Konkrete Medikamentenanpassungen werden hier bewusst nicht erklärt. Sie gehören in die ärztliche Begleitung. Ein moralischer Ton ist beim Thema Rauchen weder nötig noch hilfreich.
Kann auch Koffein relevant sein?
- Koffein ist eine psychoaktive Substanz.
- Hohe oder späte Mengen können Schlaf und innere Unruhe beeinflussen.
- Energydrinks können zusätzlich hohe Koffeinmengen enthalten.
- Während aktivierter Phasen steigt der Konsum bei manchen Menschen deutlich.
- Die individuelle Empfindlichkeit unterscheidet sich stark.
Eine starre bipolare Tageshöchstmenge lässt sich nicht sinnvoll festlegen, und Kaffee verursacht keine Manie. Hilfreicher ist die persönliche Beobachtung: Wie verändert sich der Schlaf, wenn spät Koffein konsumiert wird? Auffällige Veränderungen können im Behandlungsgespräch oder im Stimmungstagebuch berücksichtigt werden.
Wie kann sich Konsum während Aktivierung verändern?
- mehr Feiern und längere Nächte
- mehr Alkohol als sonst
- experimenteller Konsum neuer Substanzen
- impulsive Entscheidungen
- geringere Risikowahrnehmung
- deutlich weniger Schlaf
- größere Ausgaben
- Mischkonsum
- neue soziale Umfelder
Konsum kann Folge und Verstärker einer instabilen Situation zugleich sein.
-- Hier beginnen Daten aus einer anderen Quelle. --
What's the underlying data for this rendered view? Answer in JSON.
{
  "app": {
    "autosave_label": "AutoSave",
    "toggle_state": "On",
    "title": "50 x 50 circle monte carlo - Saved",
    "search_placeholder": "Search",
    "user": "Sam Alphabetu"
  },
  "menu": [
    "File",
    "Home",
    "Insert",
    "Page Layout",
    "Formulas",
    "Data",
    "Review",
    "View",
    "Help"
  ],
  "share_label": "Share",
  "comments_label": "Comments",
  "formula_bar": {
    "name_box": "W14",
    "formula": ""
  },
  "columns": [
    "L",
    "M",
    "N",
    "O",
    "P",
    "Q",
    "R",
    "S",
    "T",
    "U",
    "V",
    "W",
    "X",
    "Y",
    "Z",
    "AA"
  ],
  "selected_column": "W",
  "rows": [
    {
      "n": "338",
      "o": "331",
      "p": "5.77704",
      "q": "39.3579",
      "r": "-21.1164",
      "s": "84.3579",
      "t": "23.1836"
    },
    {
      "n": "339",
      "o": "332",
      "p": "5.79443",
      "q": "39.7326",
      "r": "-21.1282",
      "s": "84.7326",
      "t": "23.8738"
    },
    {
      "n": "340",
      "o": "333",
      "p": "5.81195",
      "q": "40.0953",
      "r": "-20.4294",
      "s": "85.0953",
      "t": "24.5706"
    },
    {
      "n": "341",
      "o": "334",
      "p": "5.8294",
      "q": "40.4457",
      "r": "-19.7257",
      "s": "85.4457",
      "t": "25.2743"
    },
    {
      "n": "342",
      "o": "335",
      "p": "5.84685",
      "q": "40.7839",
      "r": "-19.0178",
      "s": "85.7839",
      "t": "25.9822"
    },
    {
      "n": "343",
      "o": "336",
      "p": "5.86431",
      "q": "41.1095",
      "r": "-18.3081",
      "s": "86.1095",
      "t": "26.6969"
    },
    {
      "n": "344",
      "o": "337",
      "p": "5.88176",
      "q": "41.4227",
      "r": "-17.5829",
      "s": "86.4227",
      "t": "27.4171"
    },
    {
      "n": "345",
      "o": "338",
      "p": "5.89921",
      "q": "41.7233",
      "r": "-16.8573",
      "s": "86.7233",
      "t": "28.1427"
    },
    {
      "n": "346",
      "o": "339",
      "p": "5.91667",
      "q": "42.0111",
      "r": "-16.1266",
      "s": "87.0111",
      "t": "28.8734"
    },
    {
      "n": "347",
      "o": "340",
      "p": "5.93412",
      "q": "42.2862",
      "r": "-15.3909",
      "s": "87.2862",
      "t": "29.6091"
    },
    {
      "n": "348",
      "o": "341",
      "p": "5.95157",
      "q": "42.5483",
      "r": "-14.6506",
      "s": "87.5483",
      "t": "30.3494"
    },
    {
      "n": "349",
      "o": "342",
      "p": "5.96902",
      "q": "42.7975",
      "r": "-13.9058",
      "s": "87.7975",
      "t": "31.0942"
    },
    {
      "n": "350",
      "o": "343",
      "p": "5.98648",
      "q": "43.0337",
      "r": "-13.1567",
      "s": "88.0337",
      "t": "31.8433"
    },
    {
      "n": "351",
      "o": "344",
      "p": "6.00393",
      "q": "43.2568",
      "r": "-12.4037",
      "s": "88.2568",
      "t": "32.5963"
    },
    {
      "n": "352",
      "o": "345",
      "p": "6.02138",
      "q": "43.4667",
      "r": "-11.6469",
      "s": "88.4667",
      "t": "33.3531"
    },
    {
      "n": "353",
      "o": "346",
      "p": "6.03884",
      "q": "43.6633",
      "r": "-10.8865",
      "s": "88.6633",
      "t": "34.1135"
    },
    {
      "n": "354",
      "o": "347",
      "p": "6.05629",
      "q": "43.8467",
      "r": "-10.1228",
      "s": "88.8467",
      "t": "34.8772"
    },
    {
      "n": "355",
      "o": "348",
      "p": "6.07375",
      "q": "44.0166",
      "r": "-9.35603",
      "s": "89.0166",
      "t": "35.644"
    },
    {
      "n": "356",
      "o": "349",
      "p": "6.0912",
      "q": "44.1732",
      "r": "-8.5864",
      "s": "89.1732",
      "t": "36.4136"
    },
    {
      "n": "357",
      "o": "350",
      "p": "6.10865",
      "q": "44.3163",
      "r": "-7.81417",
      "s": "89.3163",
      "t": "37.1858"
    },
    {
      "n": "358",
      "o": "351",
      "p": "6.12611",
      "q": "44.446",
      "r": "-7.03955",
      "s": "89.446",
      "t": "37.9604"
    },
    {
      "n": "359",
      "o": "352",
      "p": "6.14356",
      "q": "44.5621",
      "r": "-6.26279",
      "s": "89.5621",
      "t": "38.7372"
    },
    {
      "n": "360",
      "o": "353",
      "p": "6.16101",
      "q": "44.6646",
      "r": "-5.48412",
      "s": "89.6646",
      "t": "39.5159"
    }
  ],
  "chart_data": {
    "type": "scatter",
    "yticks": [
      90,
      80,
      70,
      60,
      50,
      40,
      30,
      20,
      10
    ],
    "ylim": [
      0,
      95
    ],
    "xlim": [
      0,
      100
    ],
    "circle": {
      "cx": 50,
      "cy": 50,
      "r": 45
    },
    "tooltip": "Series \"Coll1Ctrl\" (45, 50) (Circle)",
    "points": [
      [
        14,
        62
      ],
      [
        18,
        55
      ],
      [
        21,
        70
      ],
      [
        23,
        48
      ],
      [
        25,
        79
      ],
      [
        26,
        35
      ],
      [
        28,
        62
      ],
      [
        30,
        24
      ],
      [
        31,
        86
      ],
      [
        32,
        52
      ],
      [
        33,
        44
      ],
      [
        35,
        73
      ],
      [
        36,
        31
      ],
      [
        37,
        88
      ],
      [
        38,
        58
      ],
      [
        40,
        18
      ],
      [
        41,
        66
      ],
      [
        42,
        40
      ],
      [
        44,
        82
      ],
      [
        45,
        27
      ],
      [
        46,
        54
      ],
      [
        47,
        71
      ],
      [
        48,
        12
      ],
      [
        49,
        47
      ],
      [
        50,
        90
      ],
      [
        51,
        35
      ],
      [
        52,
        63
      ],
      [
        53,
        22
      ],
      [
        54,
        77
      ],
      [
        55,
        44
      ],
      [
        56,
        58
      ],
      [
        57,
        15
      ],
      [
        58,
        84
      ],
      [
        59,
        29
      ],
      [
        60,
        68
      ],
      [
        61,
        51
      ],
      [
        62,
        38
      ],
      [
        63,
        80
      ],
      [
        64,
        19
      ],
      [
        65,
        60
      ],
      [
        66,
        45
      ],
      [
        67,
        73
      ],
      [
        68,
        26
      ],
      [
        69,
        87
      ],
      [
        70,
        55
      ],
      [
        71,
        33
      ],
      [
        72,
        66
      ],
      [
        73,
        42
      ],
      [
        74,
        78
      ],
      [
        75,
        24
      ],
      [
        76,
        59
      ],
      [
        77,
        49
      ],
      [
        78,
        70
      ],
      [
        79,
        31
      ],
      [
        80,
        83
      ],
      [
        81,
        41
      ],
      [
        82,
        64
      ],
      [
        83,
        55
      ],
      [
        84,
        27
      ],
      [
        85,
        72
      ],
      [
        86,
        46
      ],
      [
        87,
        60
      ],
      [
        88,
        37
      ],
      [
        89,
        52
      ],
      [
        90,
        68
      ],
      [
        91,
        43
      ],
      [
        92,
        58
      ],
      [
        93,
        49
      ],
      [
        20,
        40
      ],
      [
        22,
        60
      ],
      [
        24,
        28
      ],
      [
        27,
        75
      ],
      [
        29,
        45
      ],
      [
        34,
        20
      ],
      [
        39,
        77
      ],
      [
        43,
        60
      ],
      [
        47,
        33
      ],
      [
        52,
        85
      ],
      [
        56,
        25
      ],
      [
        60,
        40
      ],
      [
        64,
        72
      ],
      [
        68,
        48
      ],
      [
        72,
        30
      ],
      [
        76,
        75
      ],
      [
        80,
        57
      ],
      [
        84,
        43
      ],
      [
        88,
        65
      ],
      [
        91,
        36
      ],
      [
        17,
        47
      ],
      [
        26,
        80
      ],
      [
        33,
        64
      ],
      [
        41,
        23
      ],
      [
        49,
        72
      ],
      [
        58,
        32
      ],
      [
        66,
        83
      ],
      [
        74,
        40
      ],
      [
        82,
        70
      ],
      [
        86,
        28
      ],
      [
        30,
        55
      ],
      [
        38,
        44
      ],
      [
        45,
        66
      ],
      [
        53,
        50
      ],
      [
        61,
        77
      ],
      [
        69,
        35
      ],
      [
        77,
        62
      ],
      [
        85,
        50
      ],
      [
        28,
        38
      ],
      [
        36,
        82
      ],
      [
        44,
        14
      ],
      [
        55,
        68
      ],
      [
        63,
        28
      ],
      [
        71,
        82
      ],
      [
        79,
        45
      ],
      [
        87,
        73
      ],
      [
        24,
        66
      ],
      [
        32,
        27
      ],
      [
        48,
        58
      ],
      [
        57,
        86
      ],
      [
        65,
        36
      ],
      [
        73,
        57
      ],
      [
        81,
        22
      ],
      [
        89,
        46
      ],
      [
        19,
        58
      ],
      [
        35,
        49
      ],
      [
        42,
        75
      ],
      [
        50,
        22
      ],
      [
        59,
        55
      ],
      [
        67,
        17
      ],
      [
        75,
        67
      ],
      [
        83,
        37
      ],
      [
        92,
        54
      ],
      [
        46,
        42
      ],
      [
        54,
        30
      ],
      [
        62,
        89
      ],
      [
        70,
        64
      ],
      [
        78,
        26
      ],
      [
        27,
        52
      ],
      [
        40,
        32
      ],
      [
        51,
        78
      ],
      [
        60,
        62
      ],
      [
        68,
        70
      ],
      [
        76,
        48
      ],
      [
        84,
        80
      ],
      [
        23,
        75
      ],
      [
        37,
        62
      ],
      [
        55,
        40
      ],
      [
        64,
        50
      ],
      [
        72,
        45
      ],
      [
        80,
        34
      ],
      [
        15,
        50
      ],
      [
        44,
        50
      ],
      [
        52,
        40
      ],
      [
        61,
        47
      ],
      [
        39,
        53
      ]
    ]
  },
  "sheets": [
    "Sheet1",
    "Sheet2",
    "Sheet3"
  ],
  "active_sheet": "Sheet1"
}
Gleichzeitig gilt: Nicht jede Party und nicht jeder Alkoholkonsum ist Hypomanie. Entscheidend ist das Gesamtbild aus Schlaf, Antrieb, Denken, Verhalten und Dauer.
Freundinnen und Freunde sollten dabei nicht zu Kontrolleuren gemacht werden. Hilfreicher sind vorab vereinbarte Absprachen. Mehr dazu: Manie, Hypomanie und Frühwarnzeichen dokumentieren.
Welche Rolle kann Konsum während einer Depression spielen?
In depressiven Phasen entsteht Konsum häufig aus dem Wunsch, emotional abzuschalten, endlich zu schlafen, Einsamkeit oder Angst zu dämpfen, Antrieb zu erzeugen oder Hoffnungslosigkeit kurz erträglicher zu machen.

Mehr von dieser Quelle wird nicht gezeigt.